In this excellent book, Glenn Frankel conveys the ironies involved in this Western that became a metaphor for what was happening offset. Foreman, who adapted the story of a sheriff abandoned by the townsfolk to face the outlaws coming back to town, felt more and more like the main character, played by Gary Cooper. Foreman was called to testify before Congress about his Communist associations mid-way into production. Because he refused to name names (although he did volunteer information, however limited, about his own political history), Congress gave Foreman the “kiss of death” for studio employment by declaring him “an uncooperative witness”.
When Cooper went down the town square to face an almost certain doom as townspeople closed their shutters, Foreman felt that represented his “leper” status among his friends.
And that was most evident in how Kramer, his friend and colleague of ten years, treated him after the testimony. Kramer always claimed that (a) Foreman lied to him about being a Communist and (b) that Foreman was going to falsely name Kramer as a red.
Frankel dispenses with both of these versions fairly quickly and effectively, and Kramer emerges as a cowardly, screen credit-hungry autocrat who attempts to get Foreman booted off the set. The “hero” in this tale is the film’s lone conservative, anti-Communist star, Gary Cooper, who intervened and kept the screenwriter on the set and on full salary. Cooper was an anti-Communist activist who believed Hollywood Reds were trying to take over the industry—a position in other contexts Kramer would have detested. But he emerges in Frankel’s tale as more fair-minded than ideological and even offers to invest in Foreman’s film production company even after the screenwriter is blacklisted.

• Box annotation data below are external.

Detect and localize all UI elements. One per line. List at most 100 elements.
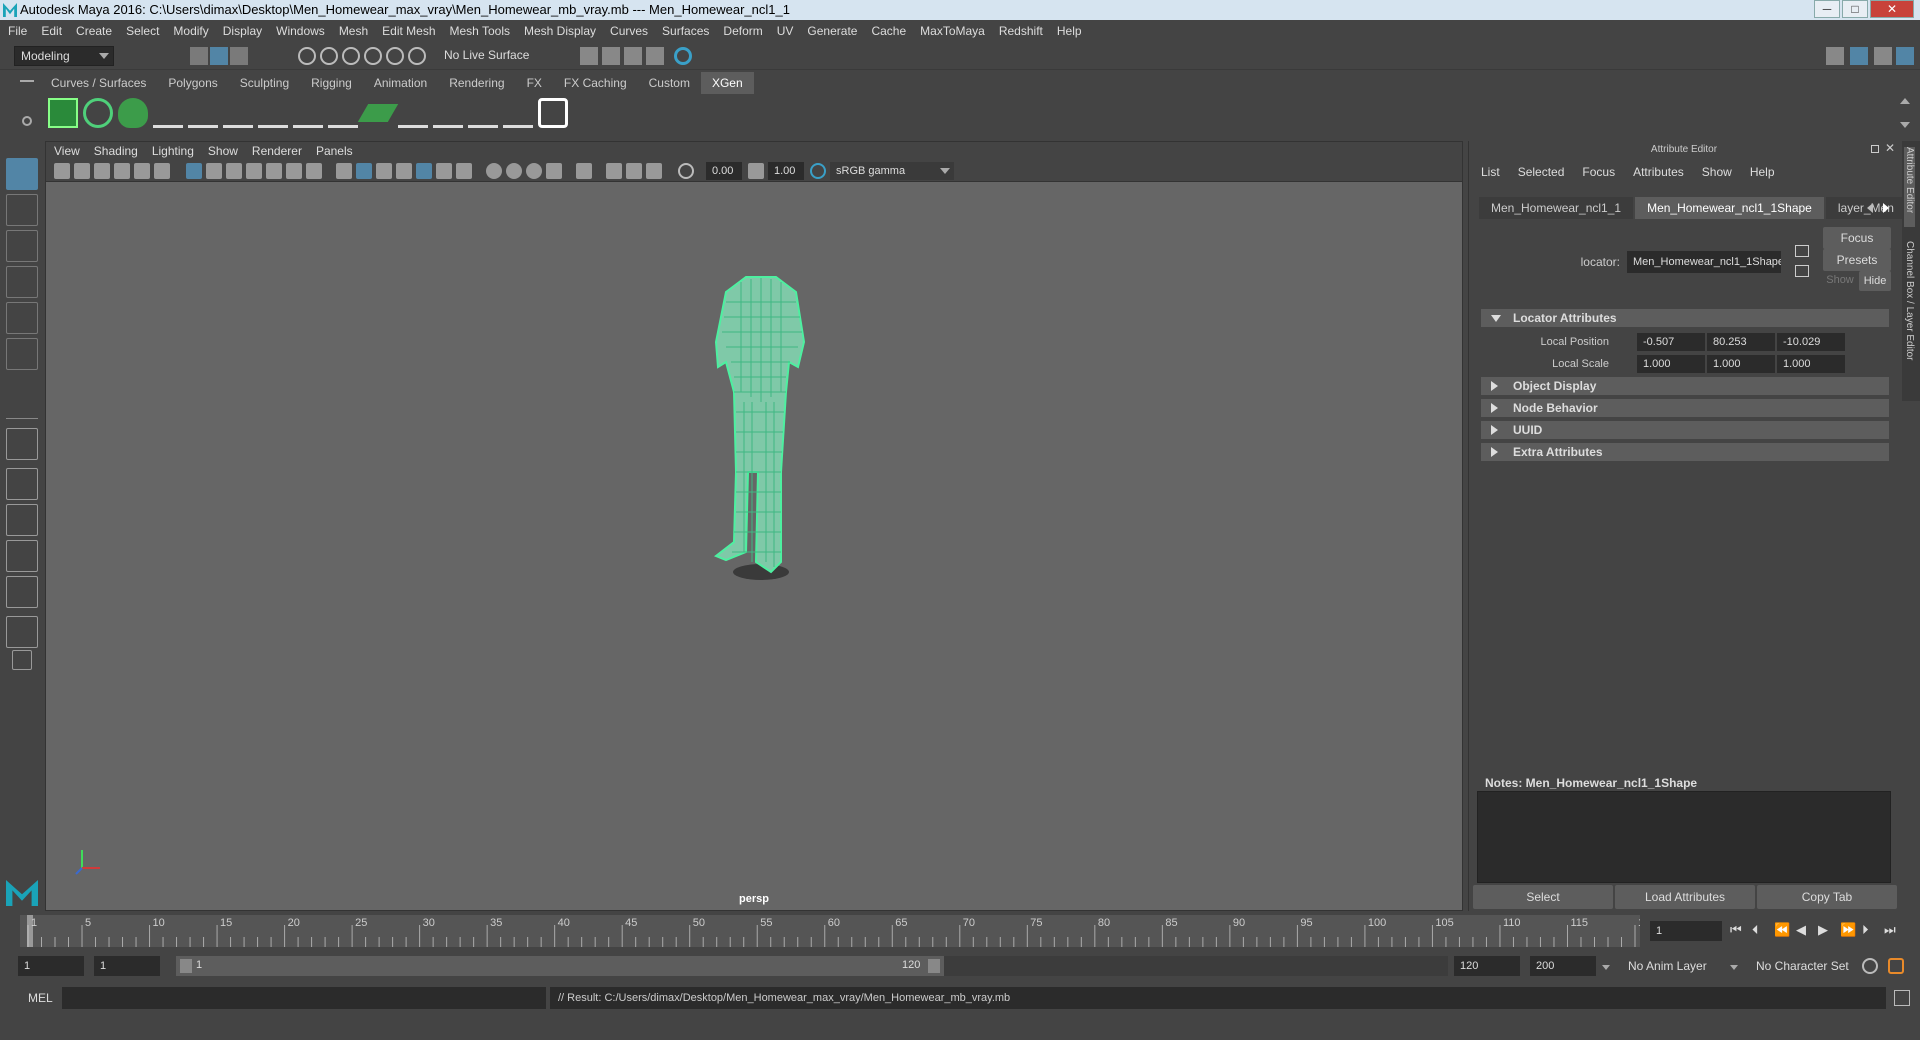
2d-pan-zoom-icon[interactable] (134, 163, 150, 179)
color-management-icon[interactable] (810, 163, 826, 179)
guide-cut-icon[interactable] (503, 98, 533, 128)
single-perspective-layout-icon[interactable] (6, 428, 38, 460)
animation-preferences-icon[interactable] (1888, 958, 1904, 974)
shelf-tab-polygons[interactable]: Polygons (157, 72, 228, 94)
snap-center-icon[interactable] (408, 47, 426, 65)
rotate-tool-icon[interactable] (6, 302, 38, 334)
view-transform-dropdown[interactable]: sRGB gamma (830, 162, 954, 180)
shelf-tab-custom[interactable]: Custom (638, 72, 701, 94)
gamma-field[interactable]: 1.00 (768, 162, 804, 180)
field-chart-icon[interactable] (266, 163, 282, 179)
range-start-handle[interactable] (180, 959, 192, 973)
shelf-tab-xgen[interactable]: XGen (700, 72, 754, 94)
range-end-handle[interactable] (928, 959, 940, 973)
node-name-field[interactable]: Men_Homewear_ncl1_1Shape (1627, 251, 1781, 273)
select-by-hierarchy-icon[interactable] (190, 47, 208, 65)
move-guides-icon[interactable] (188, 98, 218, 128)
groom-icon[interactable] (118, 98, 148, 128)
menu-uv[interactable]: UV (777, 24, 794, 38)
motion-blur-icon[interactable] (506, 163, 522, 179)
gamma-icon[interactable] (748, 163, 764, 179)
menu-curves[interactable]: Curves (610, 24, 648, 38)
play-forwards-icon[interactable]: ▶ (1818, 922, 1828, 938)
persp-outliner-layout-icon[interactable] (6, 504, 38, 536)
exposure-field[interactable]: 0.00 (706, 162, 742, 180)
textured-icon[interactable] (416, 163, 432, 179)
menu-display[interactable]: Display (223, 24, 262, 38)
menu-mesh-display[interactable]: Mesh Display (524, 24, 596, 38)
viewport-menu-shading[interactable]: Shading (94, 144, 138, 158)
camera-attributes-icon[interactable] (74, 163, 90, 179)
lasso-tool-icon[interactable] (6, 194, 38, 226)
flatten-guides-icon[interactable] (357, 104, 399, 122)
resolution-gate-icon[interactable] (226, 163, 242, 179)
channel-box-side-tab[interactable]: Channel Box / Layer Editor (1904, 241, 1915, 391)
ae-menu-list[interactable]: List (1481, 165, 1500, 179)
mode-dropdown[interactable]: Modeling (14, 46, 114, 66)
xray-icon[interactable] (606, 163, 622, 179)
current-time-indicator[interactable] (27, 915, 33, 947)
time-slider[interactable]: 1 5 10 15 20 25 30 35 40 45 50 55 60 65 70 75 80 85 90 95 10… (20, 915, 1656, 947)
grease-pencil-icon[interactable] (154, 163, 170, 179)
gate-mask-icon[interactable] (246, 163, 262, 179)
focus-button[interactable]: Focus (1823, 227, 1891, 249)
section-locator-attributes[interactable]: Locator Attributes (1481, 309, 1889, 327)
add-guides-icon[interactable] (153, 98, 183, 128)
persp-graph-layout-icon[interactable] (6, 540, 38, 572)
ae-menu-attributes[interactable]: Attributes (1633, 165, 1684, 179)
camera-select-icon[interactable] (54, 163, 70, 179)
menu-file[interactable]: File (8, 24, 27, 38)
guide-noise-icon[interactable] (433, 98, 463, 128)
notes-textarea[interactable] (1477, 791, 1891, 883)
live-surface-field[interactable]: No Live Surface (438, 46, 538, 66)
ipr-render-icon[interactable] (602, 47, 620, 65)
snap-grid-icon[interactable] (298, 47, 316, 65)
bend-guides-icon[interactable] (328, 98, 358, 128)
depth-of-field-icon[interactable] (546, 163, 562, 179)
snap-curve-icon[interactable] (320, 47, 338, 65)
wireframe-on-shaded-icon[interactable] (396, 163, 412, 179)
show-button[interactable]: Show (1823, 274, 1857, 286)
safe-action-icon[interactable] (286, 163, 302, 179)
local-position-z[interactable]: -10.029 (1777, 333, 1845, 351)
xgen-editor-icon[interactable] (48, 98, 78, 128)
menu-maxtomaya[interactable]: MaxToMaya (920, 24, 985, 38)
menu-mesh-tools[interactable]: Mesh Tools (450, 24, 510, 38)
image-plane-icon[interactable] (114, 163, 130, 179)
anti-aliasing-icon[interactable] (526, 163, 542, 179)
snap-point-icon[interactable] (342, 47, 360, 65)
xgen-preview-icon[interactable] (538, 98, 568, 128)
ae-menu-focus[interactable]: Focus (1582, 165, 1615, 179)
hide-button[interactable]: Hide (1859, 271, 1891, 291)
xray-components-icon[interactable] (646, 163, 662, 179)
current-frame-field[interactable]: 1 (1650, 921, 1722, 941)
float-panel-icon[interactable] (1871, 145, 1879, 153)
bookmarks-icon[interactable] (94, 163, 110, 179)
select-by-object-icon[interactable] (210, 47, 228, 65)
move-tool-icon[interactable] (6, 266, 38, 298)
xray-joints-icon[interactable] (626, 163, 642, 179)
minimize-button[interactable]: ─ (1814, 0, 1840, 18)
guide-attract-icon[interactable] (398, 98, 428, 128)
local-scale-y[interactable]: 1.000 (1707, 355, 1775, 373)
step-back-frame-icon[interactable]: ⏪ (1774, 922, 1790, 938)
menu-help[interactable]: Help (1057, 24, 1082, 38)
character-set-dropdown[interactable]: No Character Set (1730, 956, 1860, 976)
menu-windows[interactable]: Windows (276, 24, 325, 38)
ae-menu-help[interactable]: Help (1750, 165, 1775, 179)
paint-select-tool-icon[interactable] (6, 230, 38, 262)
film-gate-icon[interactable] (206, 163, 222, 179)
snap-surface-icon[interactable] (386, 47, 404, 65)
viewport-panel[interactable]: View Shading Lighting Show Renderer Panels (45, 141, 1463, 911)
anim-layer-dropdown[interactable]: No Anim Layer (1602, 956, 1722, 976)
ae-tab[interactable]: Men_Homewear_ncl1_1Shape (1635, 197, 1824, 219)
shelf-settings-icon[interactable] (22, 116, 32, 126)
presets-button[interactable]: Presets (1823, 249, 1891, 271)
render-setup-icon[interactable] (674, 47, 692, 65)
shelf-tab-animation[interactable]: Animation (363, 72, 438, 94)
default-material-icon[interactable] (376, 163, 392, 179)
shelf-tab-fx[interactable]: FX (516, 72, 553, 94)
render-current-frame-icon[interactable] (580, 47, 598, 65)
playback-end-field[interactable]: 120 (1454, 956, 1520, 976)
maximize-button[interactable]: □ (1842, 0, 1868, 18)
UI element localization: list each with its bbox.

Meanwhile, as the Academy Award nominations rolled in for Noon, Kramer took the full producer credit, even though Foreman helped co-produce the film.
The die was cast. Foreman, nominated for an Academy Award for Noon (Cooper got an Oscar for his role), was aware that he was now unemployable and took off for England where he did uncredited, Academy-Award winning work on The Bridge on The River Kwai. Meanwhile, Kramer stayed in lush Hollywood and garnered a reputation as a courageous liberal taking on racial taboos in Guess Who’s Coming To Dinner.
Frankel’s work is meticulous and forever validates Foreman’s version of the events, and is superb on recounting the atmosphere of the blacklist. I know of no other book, not even Navasky’s, that conveys the unfairness of being denied employment unless one names the names Congress already knows.
But Frankel sometimes lets his passions get the better of him. He does acknowledge that American perceptions of American Communists as ardent Stalinists at the time did have a basis in reality. But he never sticks around to show their considerable influence in Hollywood. During World War II, Hollywood Reds did wield power in Hollywood, so much so that Stalinist screenwriter Dalton Trumbo, one of the first to be blacklisted, once bragged of being able to keep anti-Communist novels from being adapted to the screen.
Nor does he afford any complexity to the anti-Communist right. He has obvious admiration for Cooper the man but not his politics (Frankel praises Cooper’s testimony as a friendly witness before Congress because the actor didn’t name any names). Instead, he dismisses conservatives in the same manner as Hollywood Reds did at their zenith: quasi–and not so quasi–fascists. John Wayne, despite outbursts of mercy to those who reluctantly named names, is depicted by Frankel as some kind of draft-dodging chicken-hawk. Any friendly witness who approached the microphone before HUAC is portrayed by Frankel as either an ignorant nativist or a conscious fascist.
That said, Frankel has written an excellent book. He devotes individual chapters to each figure—Cooper, Foreman, Kramer, and director Fred Zimmerman–as they approach their meeting point in High Noon in such a way that suggests it was fate that brought them together. The reader comes away with the perception often noted by Hollywood: that classics are only created by turmoil behind the scenes.
And the turmoil behind the scenes was solely attributed to a fearful liberal.